Quinn Hull, Staff Writer

Rumor has it you had some “airplane trouble” on the way to the meet last Thursday.

Yeah. They made us fly out of Cleveland even though there was no possible way to land in Memphis [because of inclement weather]. We tried to land once and it was really bad. It was like being inside of a roller coaster but not being able to see where you were going. … I was just trying not to vomit. [Head Coach] Ray [Appenheimer] was a little nauseous. [Assistant Coach] Alaina [Chodoff] was just grabbing onto the guy sitting next to her, panicking, and he was trying to reassure her.

A lot of people were freaking out, but there were some people we couldn’t understand that were, like, laughing. … I guess different people have different ways of dealing with situations. … It was kind of funny and comical to look back on it.

That doesn’t sound funny at all. How did you make it to the meet?

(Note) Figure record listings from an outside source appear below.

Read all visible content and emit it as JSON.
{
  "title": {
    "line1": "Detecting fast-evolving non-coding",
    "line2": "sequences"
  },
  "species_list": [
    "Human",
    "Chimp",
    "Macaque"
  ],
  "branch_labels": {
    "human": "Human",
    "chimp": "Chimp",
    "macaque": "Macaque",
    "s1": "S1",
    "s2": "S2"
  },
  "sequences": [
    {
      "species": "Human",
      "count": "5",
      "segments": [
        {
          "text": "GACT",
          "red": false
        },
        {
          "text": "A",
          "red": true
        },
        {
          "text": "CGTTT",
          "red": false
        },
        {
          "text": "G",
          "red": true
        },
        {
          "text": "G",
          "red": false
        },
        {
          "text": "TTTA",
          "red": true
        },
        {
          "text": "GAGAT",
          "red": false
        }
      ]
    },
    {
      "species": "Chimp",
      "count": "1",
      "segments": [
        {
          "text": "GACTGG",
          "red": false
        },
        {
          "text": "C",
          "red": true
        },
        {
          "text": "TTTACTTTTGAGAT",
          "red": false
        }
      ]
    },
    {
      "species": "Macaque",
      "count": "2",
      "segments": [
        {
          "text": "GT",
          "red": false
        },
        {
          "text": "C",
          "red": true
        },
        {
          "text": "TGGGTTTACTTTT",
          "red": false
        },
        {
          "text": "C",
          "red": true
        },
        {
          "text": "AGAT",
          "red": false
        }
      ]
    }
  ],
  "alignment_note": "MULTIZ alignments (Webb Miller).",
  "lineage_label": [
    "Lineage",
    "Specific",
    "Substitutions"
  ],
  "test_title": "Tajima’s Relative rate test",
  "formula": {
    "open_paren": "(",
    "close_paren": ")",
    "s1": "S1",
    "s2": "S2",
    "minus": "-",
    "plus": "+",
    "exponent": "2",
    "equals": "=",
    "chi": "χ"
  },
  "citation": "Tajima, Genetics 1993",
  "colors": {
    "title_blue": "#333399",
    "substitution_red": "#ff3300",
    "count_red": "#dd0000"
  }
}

They ended up flying us down to Greenville, MS, and we’re waiting for six hours in this dinky little airport in the middle of nowhere, with one room. … There’s no food, ‘cause it’s not a real airport, so we’re eating little peanuts and pretzels that they give us. … We don’t get back to Memphis until nine that night, too late to take another flight out. The next morning we booked a flight to Omaha, NE. And then we have to rent a car in Omaha and drive three hours to Grinnell College [in Iowa], and we get there at 2:15 [p.m.], like three hours before my race.

Did it affect your race?

Mentally I think I stayed pretty focused and determined. But physically, after thinking about it for a couple days … I was so fit at this time that there’s no reason I should have been that flat on the last lap.

Was that disappointing?

It’s not the fact that I got 12th at all. It’s the fact that I had expectations for this race to, like, finally be some testament to all the hard work I’ve done this season, and to go there and run basically my slowest mile time of the season … just kind of sucked. If I’d gotten 12th and a [personal record], it would have been no big deal to me. I would’ve been like, “hells yeah.”

Was there anything worth taking away from the experience?

I think as a whole, it was just an awesome learning experience because I did learn a lot about how to position myself and also from watching races, from watching the 5k later on, which I’ll run in the spring — just being able to see the competition at that level. And it was fun, I mean, it was a good time.